RNA-Fluorescence in situ hybridization assay and Fluorescence immunocytochemical staining RNA-Fluorescence in situ hybridization (FISH) assays were performed using a RNA-FISH kit (GenePharma, China) according to the manufacturer’s instructions. Cy3-labeled antisense probe was synthesized by GenePharma company (Suzhou, China) against the junction site of circAPP. In briefly, 5637 cells were fixed with 4% paraformaldehyde. After pre-hybridization with 1× PBS/0.5% Triton X-100, cells were blocked and hybridized in hybridization buffer with Cy3-labeled probe at 37°C overnight. Cells were stained with DAPI (300 nmol/L).

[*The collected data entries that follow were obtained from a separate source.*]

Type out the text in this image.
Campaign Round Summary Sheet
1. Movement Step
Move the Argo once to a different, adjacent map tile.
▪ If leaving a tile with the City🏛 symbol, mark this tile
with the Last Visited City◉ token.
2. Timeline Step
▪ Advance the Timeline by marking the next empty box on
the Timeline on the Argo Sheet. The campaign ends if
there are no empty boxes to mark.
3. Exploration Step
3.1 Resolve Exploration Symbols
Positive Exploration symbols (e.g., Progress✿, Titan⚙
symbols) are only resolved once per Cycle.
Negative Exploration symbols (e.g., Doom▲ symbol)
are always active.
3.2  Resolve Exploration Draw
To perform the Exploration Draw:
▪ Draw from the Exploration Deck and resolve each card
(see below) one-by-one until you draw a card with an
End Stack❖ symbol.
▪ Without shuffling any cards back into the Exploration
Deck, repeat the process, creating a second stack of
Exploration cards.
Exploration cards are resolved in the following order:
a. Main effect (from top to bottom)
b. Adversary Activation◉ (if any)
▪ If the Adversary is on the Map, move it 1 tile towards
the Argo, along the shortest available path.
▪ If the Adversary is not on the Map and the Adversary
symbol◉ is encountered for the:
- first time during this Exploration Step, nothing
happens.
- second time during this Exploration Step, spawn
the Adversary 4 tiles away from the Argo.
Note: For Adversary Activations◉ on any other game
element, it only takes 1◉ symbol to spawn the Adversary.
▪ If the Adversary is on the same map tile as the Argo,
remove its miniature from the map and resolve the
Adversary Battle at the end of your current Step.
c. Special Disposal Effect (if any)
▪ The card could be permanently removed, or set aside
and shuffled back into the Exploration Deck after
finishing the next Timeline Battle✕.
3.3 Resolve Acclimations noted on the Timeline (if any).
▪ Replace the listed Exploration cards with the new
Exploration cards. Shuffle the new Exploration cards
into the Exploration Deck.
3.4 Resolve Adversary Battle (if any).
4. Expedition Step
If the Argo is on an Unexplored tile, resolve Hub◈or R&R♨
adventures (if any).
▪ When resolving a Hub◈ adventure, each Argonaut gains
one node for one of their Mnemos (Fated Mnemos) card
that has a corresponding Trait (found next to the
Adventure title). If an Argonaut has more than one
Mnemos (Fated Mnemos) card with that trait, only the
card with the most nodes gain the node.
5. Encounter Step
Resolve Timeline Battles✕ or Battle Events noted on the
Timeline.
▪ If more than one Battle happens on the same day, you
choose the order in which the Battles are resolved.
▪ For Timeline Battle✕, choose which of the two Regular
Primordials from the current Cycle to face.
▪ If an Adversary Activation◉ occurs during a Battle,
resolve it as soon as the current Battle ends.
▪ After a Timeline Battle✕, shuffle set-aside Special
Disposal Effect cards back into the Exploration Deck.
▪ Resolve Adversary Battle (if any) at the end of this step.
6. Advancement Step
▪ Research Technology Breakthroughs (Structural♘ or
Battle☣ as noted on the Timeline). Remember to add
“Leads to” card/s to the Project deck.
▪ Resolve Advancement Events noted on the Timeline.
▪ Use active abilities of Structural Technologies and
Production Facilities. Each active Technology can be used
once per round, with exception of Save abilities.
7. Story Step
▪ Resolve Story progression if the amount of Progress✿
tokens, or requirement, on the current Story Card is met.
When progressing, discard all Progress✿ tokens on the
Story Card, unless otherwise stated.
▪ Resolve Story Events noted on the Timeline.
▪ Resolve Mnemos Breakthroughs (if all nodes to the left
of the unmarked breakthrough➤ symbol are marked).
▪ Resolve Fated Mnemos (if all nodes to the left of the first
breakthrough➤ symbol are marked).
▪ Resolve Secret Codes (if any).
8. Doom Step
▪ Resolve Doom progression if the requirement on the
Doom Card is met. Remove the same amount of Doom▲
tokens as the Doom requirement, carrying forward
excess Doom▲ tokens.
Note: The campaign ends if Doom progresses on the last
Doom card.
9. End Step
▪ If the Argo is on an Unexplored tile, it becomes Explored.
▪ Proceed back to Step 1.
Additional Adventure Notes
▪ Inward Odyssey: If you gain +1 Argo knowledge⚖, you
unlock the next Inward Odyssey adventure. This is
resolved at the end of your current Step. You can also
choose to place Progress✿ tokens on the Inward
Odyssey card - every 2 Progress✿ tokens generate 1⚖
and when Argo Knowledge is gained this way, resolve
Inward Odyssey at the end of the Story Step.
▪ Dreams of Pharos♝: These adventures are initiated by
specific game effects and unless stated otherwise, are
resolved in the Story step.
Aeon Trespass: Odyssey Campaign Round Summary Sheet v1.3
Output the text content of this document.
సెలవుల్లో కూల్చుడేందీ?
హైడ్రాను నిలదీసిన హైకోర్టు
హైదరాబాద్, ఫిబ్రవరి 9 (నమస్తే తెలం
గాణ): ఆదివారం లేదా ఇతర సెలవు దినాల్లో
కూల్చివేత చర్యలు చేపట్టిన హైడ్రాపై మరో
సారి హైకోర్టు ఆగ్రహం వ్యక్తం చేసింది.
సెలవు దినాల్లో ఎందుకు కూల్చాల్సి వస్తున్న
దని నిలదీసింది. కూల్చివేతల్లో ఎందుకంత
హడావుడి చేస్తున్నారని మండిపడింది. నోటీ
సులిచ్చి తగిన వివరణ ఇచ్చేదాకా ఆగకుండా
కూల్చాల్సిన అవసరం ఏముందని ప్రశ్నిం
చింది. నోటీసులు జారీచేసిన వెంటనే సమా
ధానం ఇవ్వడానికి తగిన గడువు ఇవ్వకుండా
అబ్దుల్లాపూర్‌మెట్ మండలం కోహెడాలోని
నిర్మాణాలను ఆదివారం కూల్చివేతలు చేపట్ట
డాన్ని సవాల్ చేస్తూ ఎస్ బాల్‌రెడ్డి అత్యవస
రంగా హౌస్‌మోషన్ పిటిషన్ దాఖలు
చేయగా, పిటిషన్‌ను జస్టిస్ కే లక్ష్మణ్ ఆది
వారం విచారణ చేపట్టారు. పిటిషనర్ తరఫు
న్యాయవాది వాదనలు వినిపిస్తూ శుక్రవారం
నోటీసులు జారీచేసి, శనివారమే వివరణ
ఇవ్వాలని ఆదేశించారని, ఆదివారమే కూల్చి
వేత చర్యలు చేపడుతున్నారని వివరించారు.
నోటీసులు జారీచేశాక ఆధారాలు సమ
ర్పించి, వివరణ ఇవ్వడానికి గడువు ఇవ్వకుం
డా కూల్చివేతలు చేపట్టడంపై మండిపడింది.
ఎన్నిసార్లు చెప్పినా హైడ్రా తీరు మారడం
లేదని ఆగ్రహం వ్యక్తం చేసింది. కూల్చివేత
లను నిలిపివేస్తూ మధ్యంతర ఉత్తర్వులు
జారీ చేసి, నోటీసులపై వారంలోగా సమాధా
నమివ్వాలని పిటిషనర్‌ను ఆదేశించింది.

Statistics All statistical analyses were performed with SPSS 25.0 software. Qualitative variables were analyzed by chi-square test or fisher’s exact test. For continuous variables, if which obey the normal distribution, student’s t test is used to compare the differences. Otherwise, variables were compared using nonparametric test for which with an abnormal distribution. Differences between groups were compared using analysis of variance (ANOVA) when applicable or a nonparametric test. Correlation analysis was performed using the Pearson correlation coefficient method. Unless otherwise specified, the results are presented as the means ± standard deviation (SD). All statistical tests were 2 sided, and P < 0.05 was considered statistically significant.
The circRNA microarray is available in the Gene Expression Omnibus (GEO) (https://www.ncbi.nlm.nih.gov/geo/query/acc.cgi) under accession numbers GSE147985). The source data of other figures are provided as a Source Data file. All other data are available from the authors upon reasonable requests.